The appetite to tap funds from the equity market remains strong, Hoesen, a director for company evaluation at the Indonesia Stock Exchange (IDX), said, predicting that the IDX will see a total of 30 initial public offerings this year.
“The appetite [for IPOs] is still there amid this volatile market,” Hoesen said. The Jakarta Composite Index rose 3.4 percent to close at 4,522.24 on Monday, extending last week’s 7.4 percent gain. A successful IPO last week in Jakarta can be seen as another sign that foreign investors are returning to the country’s equity market.

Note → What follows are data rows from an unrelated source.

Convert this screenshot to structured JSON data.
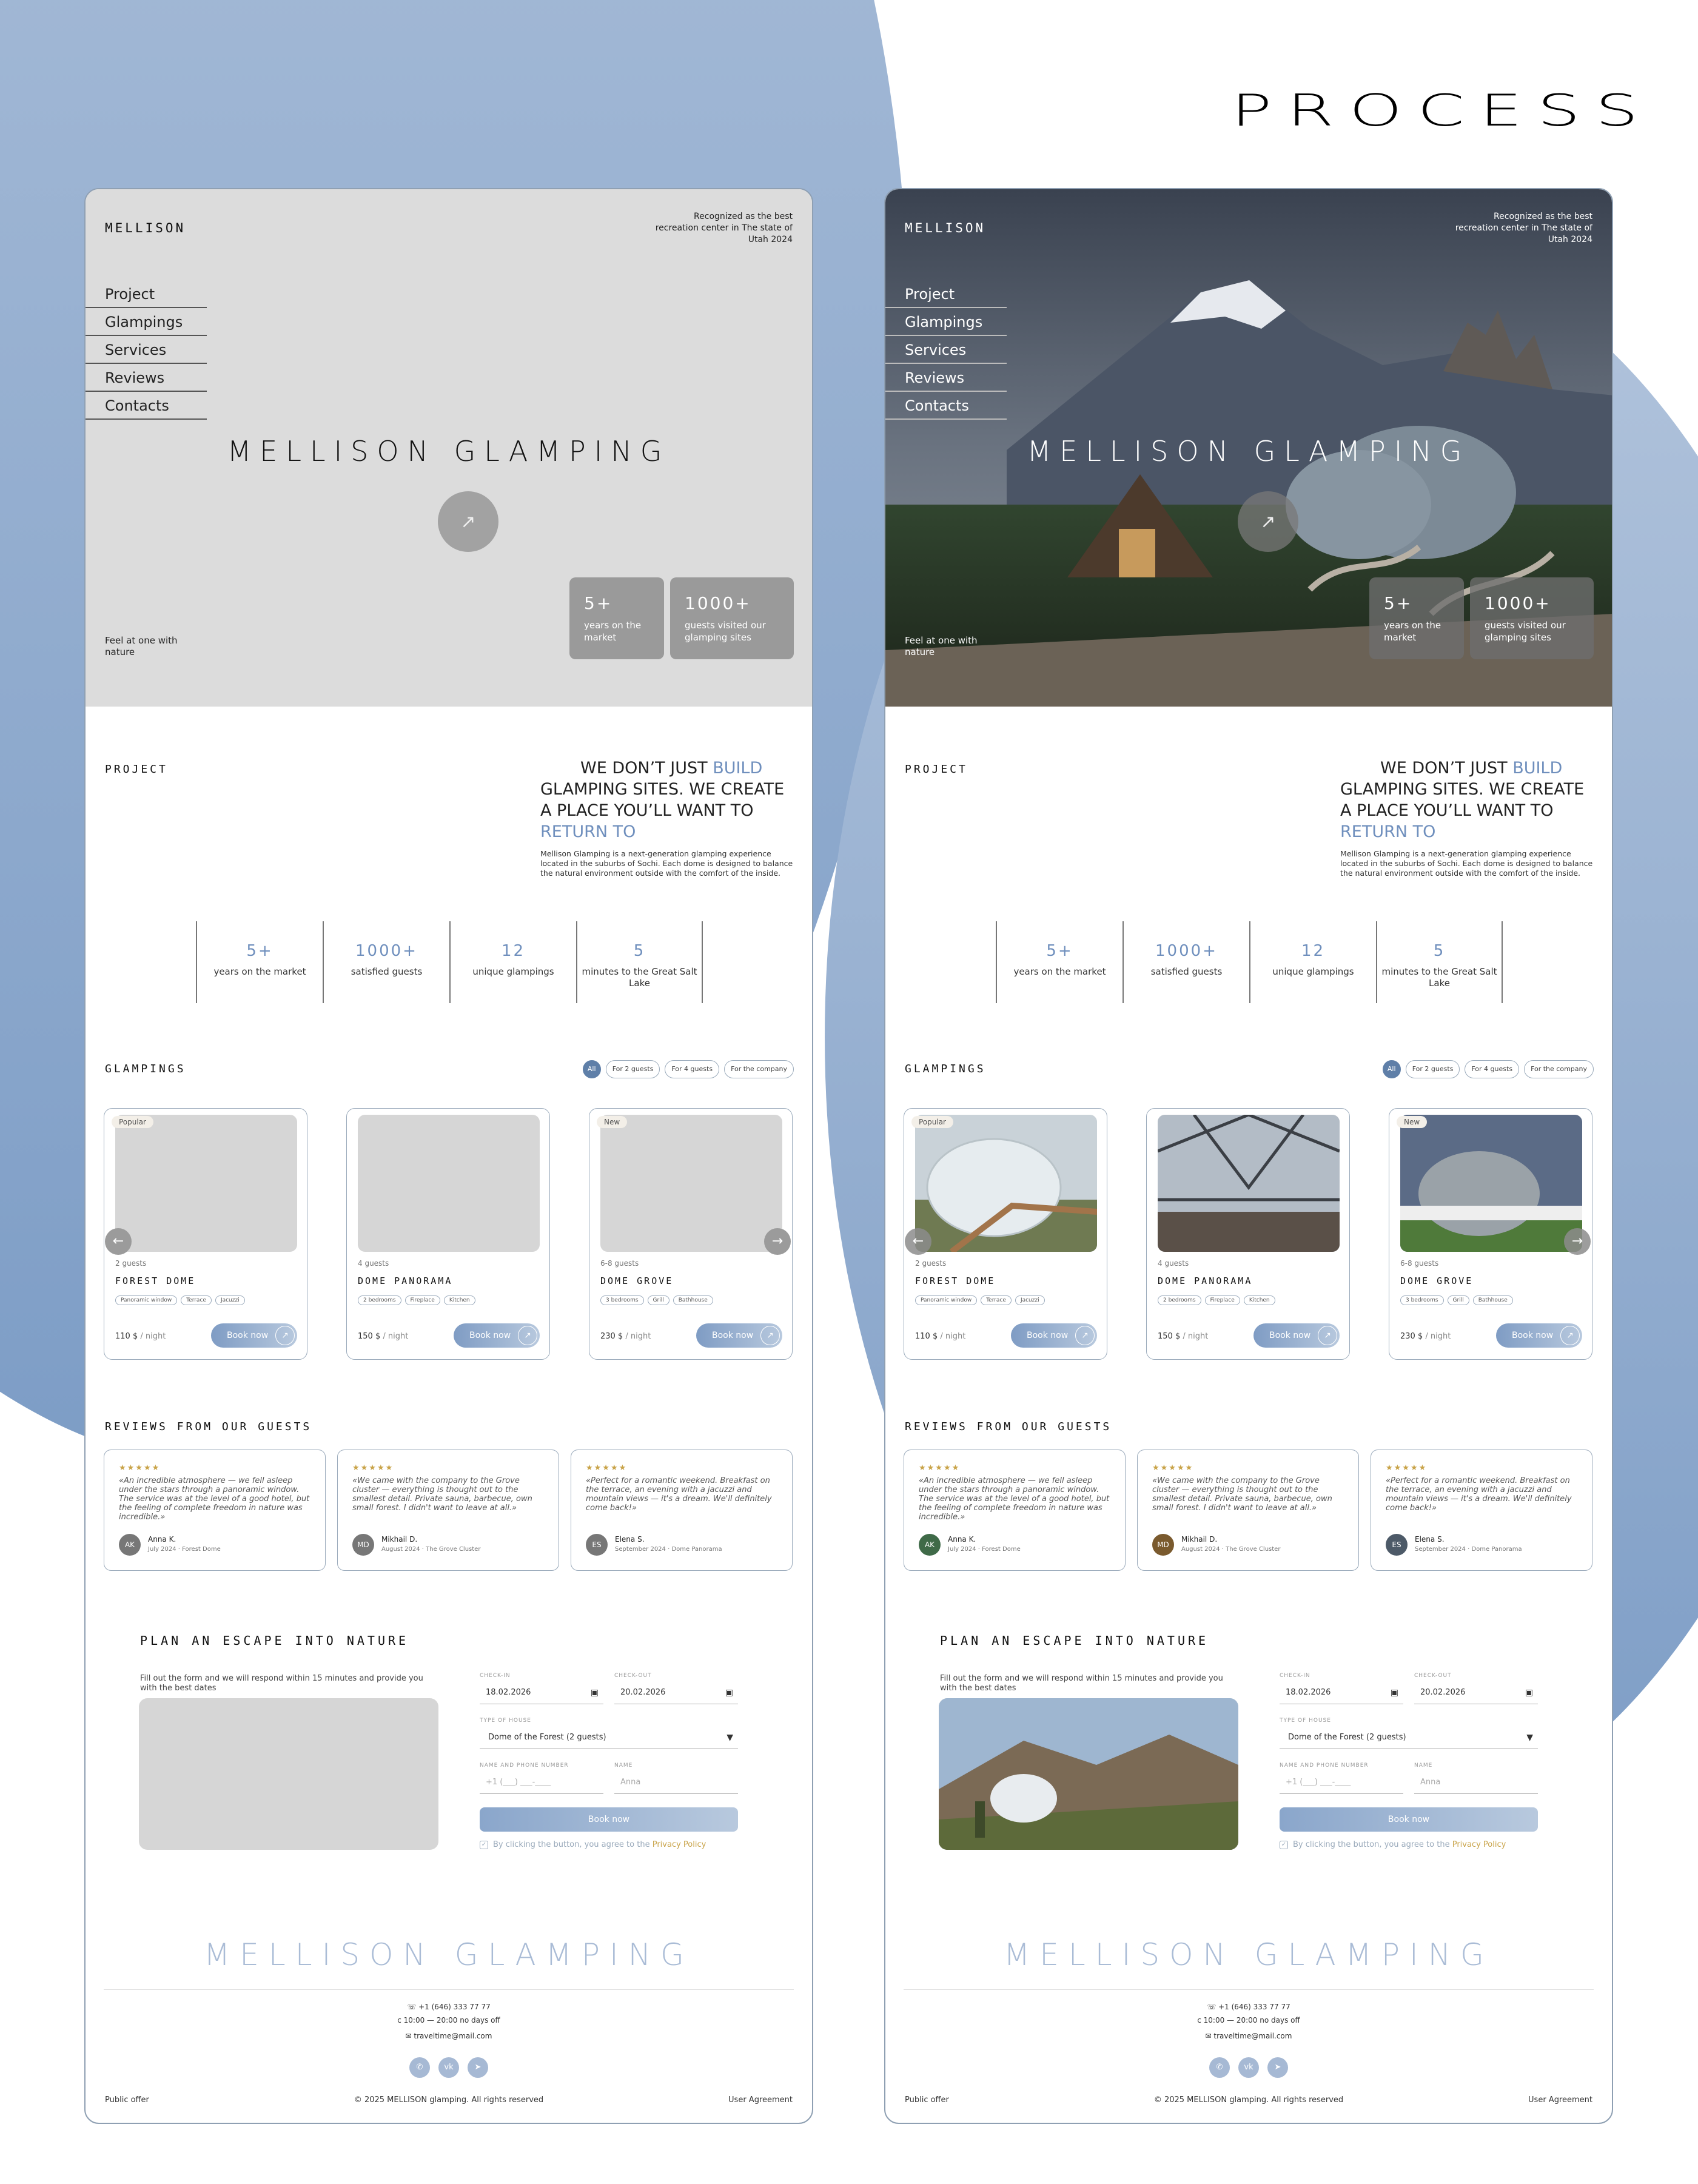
{
  "page": {
    "title": "PROCESS",
    "colors": {
      "accent": "#6f8fbd",
      "blob": "#8fa8cb",
      "gold": "#c9a44a"
    }
  },
  "site": {
    "logo": "MELLISON",
    "recognition": "Recognized as the best recreation center in The state of Utah 2024",
    "nav": [
      "Project",
      "Glampings",
      "Services",
      "Reviews",
      "Contacts"
    ],
    "hero_title": "MELLISON GLAMPING",
    "hero_button_icon": "arrow-up-right-icon",
    "hero_stats": [
      {
        "num": "5+",
        "label": "years on the market"
      },
      {
        "num": "1000+",
        "label": "guests visited our glamping sites"
      }
    ],
    "tagline": "Feel at one with nature",
    "project": {
      "label": "PROJECT",
      "heading": {
        "p1": "WE DON’T JUST ",
        "a1": "BUILD",
        "p2": "GLAMPING SITES. WE CREATE A PLACE YOU’LL WANT TO ",
        "a2": "RETURN TO"
      },
      "text": "Mellison Glamping is a next-generation glamping experience located in the suburbs of Sochi. Each dome is designed to balance the natural environment outside with the comfort of the inside.",
      "stats": [
        {
          "num": "5+",
          "label": "years on the market"
        },
        {
          "num": "1000+",
          "label": "satisfied guests"
        },
        {
          "num": "12",
          "label": "unique glampings"
        },
        {
          "num": "5",
          "label": "minutes to the Great Salt Lake"
        }
      ]
    },
    "glampings": {
      "label": "GLAMPINGS",
      "filters": [
        "All",
        "For 2 guests",
        "For 4 guests",
        "For the company"
      ],
      "cards": [
        {
          "tag": "Popular",
          "guests": "2 guests",
          "name": "FOREST DOME",
          "amenities": [
            "Panoramic window",
            "Terrace",
            "Jacuzzi"
          ],
          "price": "110 $",
          "per": "/ night",
          "button": "Book now"
        },
        {
          "tag": "",
          "guests": "4 guests",
          "name": "DOME PANORAMA",
          "amenities": [
            "2 bedrooms",
            "Fireplace",
            "Kitchen"
          ],
          "price": "150 $",
          "per": "/ night",
          "button": "Book now"
        },
        {
          "tag": "New",
          "guests": "6-8 guests",
          "name": "DOME GROVE",
          "amenities": [
            "3 bedrooms",
            "Grill",
            "Bathhouse"
          ],
          "price": "230 $",
          "per": "/ night",
          "button": "Book now"
        }
      ]
    },
    "reviews": {
      "label": "REVIEWS FROM OUR GUESTS",
      "stars": "★★★★★",
      "items": [
        {
          "text": "«An incredible atmosphere — we fell asleep under the stars through a panoramic window. The service was at the level of a good hotel, but the feeling of complete freedom in nature was incredible.»",
          "initials": "AK",
          "name": "Anna K.",
          "date": "July 2024 · Forest Dome",
          "color": "#3f6a48"
        },
        {
          "text": "«We came with the company to the Grove cluster — everything is thought out to the smallest detail. Private sauna, barbecue, own small forest. I didn't want to leave at all.»",
          "initials": "MD",
          "name": "Mikhail D.",
          "date": "August 2024 · The Grove Cluster",
          "color": "#7a5a2e"
        },
        {
          "text": "«Perfect for a romantic weekend. Breakfast on the terrace, an evening with a jacuzzi and mountain views — it's a dream. We'll definitely come back!»",
          "initials": "ES",
          "name": "Elena S.",
          "date": "September 2024 · Dome Panorama",
          "color": "#4d5a68"
        }
      ]
    },
    "form": {
      "title": "PLAN AN ESCAPE INTO NATURE",
      "subtitle": "Fill out the form and we will respond within 15 minutes and provide you with the best dates",
      "checkin_label": "CHECK-IN",
      "checkin_value": "18.02.2026",
      "checkout_label": "CHECK-OUT",
      "checkout_value": "20.02.2026",
      "type_label": "TYPE OF HOUSE",
      "type_value": "Dome of the Forest (2 guests)",
      "phone_label": "NAME AND PHONE NUMBER",
      "phone_placeholder": "+1 (___) ___-____",
      "name_label": "NAME",
      "name_placeholder": "Anna",
      "submit": "Book now",
      "agree_text": "By clicking the button, you agree to the ",
      "agree_link": "Privacy Policy"
    },
    "footer": {
      "logo": "MELLISON GLAMPING",
      "phone": "+1 (646) 333 77 77",
      "hours": "c 10:00 — 20:00 no days off",
      "email": "traveltime@mail.com",
      "socials": [
        "whatsapp-icon",
        "vk-icon",
        "telegram-icon"
      ],
      "public_offer": "Public offer",
      "copyright": "© 2025 MELLISON glamping. All rights reserved",
      "user_agreement": "User Agreement"
    }
  }
}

Siloam International Hospitals, the biggest private hospital operator in Indonesia, made its trading debut last week after a successful IPO garnered a significant amount of interest from global and domestic investors. Siloam, a subsidiary of property company Lippo Karawaci, raised Rp 1.4 trillion ($123 million) selling a 13.5 percent stake at Rp 9,000 a share. After the IPO, Lippo Karawaci’s ownership in Siloam was reduced to 86.5 percent.

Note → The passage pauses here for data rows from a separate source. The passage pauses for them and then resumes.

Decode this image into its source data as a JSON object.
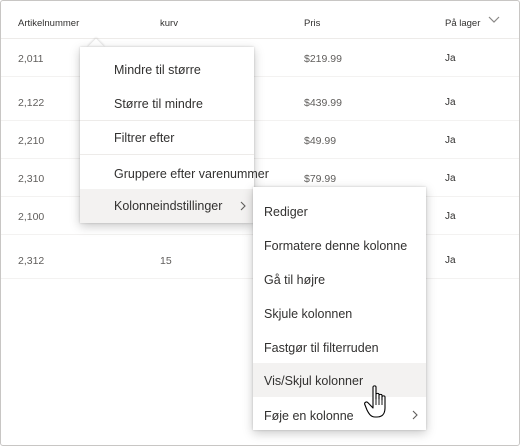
{
  "table": {
    "headers": {
      "article_number": "Artikelnummer",
      "basket": "kurv",
      "price": "Pris",
      "in_stock": "På lager"
    },
    "rows": [
      {
        "article_number": "2,011",
        "basket": "",
        "price": "$219.99",
        "in_stock": "Ja"
      },
      {
        "article_number": "2,122",
        "basket": "",
        "price": "$439.99",
        "in_stock": "Ja"
      },
      {
        "article_number": "2,210",
        "basket": "",
        "price": "$49.99",
        "in_stock": "Ja"
      },
      {
        "article_number": "2,310",
        "basket": "",
        "price": "$79.99",
        "in_stock": "Ja"
      },
      {
        "article_number": "2,100",
        "basket": "",
        "price": "",
        "in_stock": "Ja"
      },
      {
        "article_number": "2,312",
        "basket": "15",
        "price": "",
        "in_stock": "Ja"
      }
    ]
  },
  "column_menu": {
    "items": [
      {
        "label": "Mindre til større"
      },
      {
        "label": "Større til mindre"
      },
      {
        "label": "Filtrer efter"
      },
      {
        "label": "Gruppere efter varenummer"
      },
      {
        "label": "Kolonneindstillinger",
        "has_submenu": true,
        "highlighted": true
      }
    ]
  },
  "settings_submenu": {
    "items": [
      {
        "label": "Rediger"
      },
      {
        "label": "Formatere denne kolonne"
      },
      {
        "label": "Gå til højre"
      },
      {
        "label": "Skjule kolonnen"
      },
      {
        "label": "Fastgør til filterruden"
      },
      {
        "label": "Vis/Skjul kolonner",
        "highlighted": true
      },
      {
        "label": "Føje en kolonne",
        "has_submenu": true
      }
    ]
  },
  "icons": {
    "column_chevron": "chevron-down-icon",
    "submenu_arrow": "chevron-right-icon",
    "pointer": "hand-pointer-icon"
  },
  "colors": {
    "highlight": "#f3f2f1",
    "text": "#323130",
    "muted_text": "#605e5c",
    "divider": "#edebe9"
  }
}
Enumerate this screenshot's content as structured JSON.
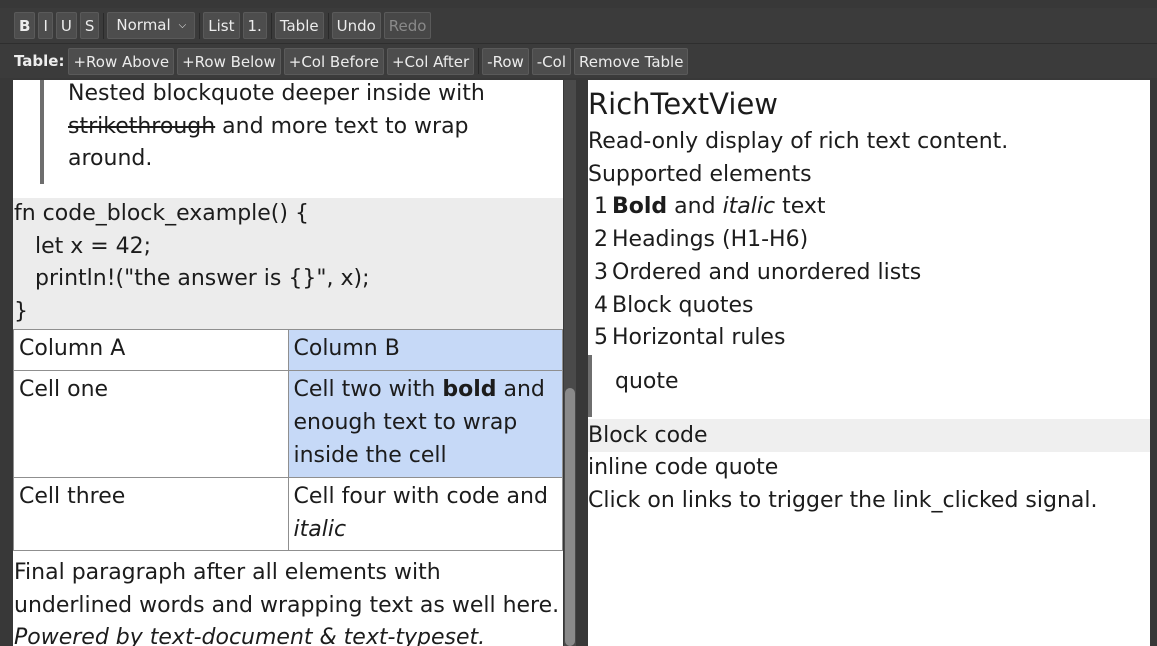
{
  "toolbar": {
    "bold": "B",
    "italic": "I",
    "underline": "U",
    "strike": "S",
    "style_select": "Normal",
    "list": "List",
    "ordered_list": "1.",
    "table": "Table",
    "undo": "Undo",
    "redo": "Redo"
  },
  "table_toolbar": {
    "label": "Table:",
    "row_above": "+Row Above",
    "row_below": "+Row Below",
    "col_before": "+Col Before",
    "col_after": "+Col After",
    "remove_row": "-Row",
    "remove_col": "-Col",
    "remove_table": "Remove Table"
  },
  "editor": {
    "blockquote": {
      "part1": "Nested blockquote deeper inside with",
      "strike": "strikethrough",
      "part2": " and more text to wrap",
      "part3": "around."
    },
    "code_lines": [
      "fn code_block_example() {",
      "   let x = 42;",
      "   println!(\"the answer is {}\", x);",
      "}"
    ],
    "table": {
      "r0c0": "Column A",
      "r0c1": "Column B",
      "r1c0": "Cell one",
      "r1c1_pre": "Cell two with ",
      "r1c1_bold": "bold",
      "r1c1_post": " and enough text to wrap inside the cell",
      "r2c0": "Cell three",
      "r2c1_pre": "Cell four with code and ",
      "r2c1_italic": "italic"
    },
    "final_paragraph": "Final paragraph after all elements with underlined words and wrapping text as well here. ",
    "final_italic": "Powered by text-document & text-typeset."
  },
  "viewer": {
    "title": "RichTextView",
    "subtitle": "Read-only display of rich text content.",
    "supported_heading": "Supported elements",
    "list": [
      {
        "num": "1",
        "bold": "Bold",
        "mid": " and ",
        "italic": "italic",
        "end": " text"
      },
      {
        "num": "2",
        "text": "Headings (H1-H6)"
      },
      {
        "num": "3",
        "text": "Ordered and unordered lists"
      },
      {
        "num": "4",
        "text": "Block quotes"
      },
      {
        "num": "5",
        "text": "Horizontal rules"
      }
    ],
    "quote": "quote",
    "block_code": "Block code",
    "inline_code": "inline code quote",
    "links_text": "Click on links to trigger the link_clicked signal."
  },
  "colors": {
    "background": "#383838",
    "toolbar_button": "#4d4d4d",
    "selection": "#c6d9f7",
    "code_background": "#ececec",
    "quote_bar": "#6e6e6e"
  }
}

Siloam was the 25th company to conduct an IPO in Indonesia this year, which would put the IDX on course to meet its target for new publicly traded companies this year. Mardy Sutanto, director of BCA Sekuritas, shared Hoesen’s view that the country would meet its 30 IPO target this year. “I still believe in the prospect of Indonesia’s economy,” Mardy said. Indonesia’s economy is forecast to grow close to 6 percent this year despite the global financial crisis and a weakening rupiah.
Indonesia’s central bank, Bank Indonesia, last week cut its economic growth forecast to 5.9 percent this year from its original forecast of 6.2 percent. Mardy said that foreign investors, which have unloaded their assets, including stocks, have started to return to the country.
“With a depreciating rupiah, these foreign investors can buy stocks at a cheap price,” Mardy said.
Indonesia’s rupiah traded at 11,423 against the dollar in Jakarta on Monday, making it one of the worst-performing currencies in the Asia Pacific region. The currency has declined by 18 percent so far this year. Sawit Sumbermas Sarana, Logindo Samudramakmur, Link Net, Grand Kartech and Arta Prima Indonesia are on the list for IPOs later this year, Hoesen said. Despite appearing on track for its IPO target, the local market may see fewer funds raised in bond sales this year compared to last year’s total because interest rates have been rising. So far this year, 45 Indonesian companies have raised a combined Rp 43.8 trillion in bond sales. Last year 53 Indonesian companies raised Rp 69.4 trillion selling bonds.
(Full disclosure: Lippo Group, owners of Siloam International Hospitals, also owns the Jakarta Globe).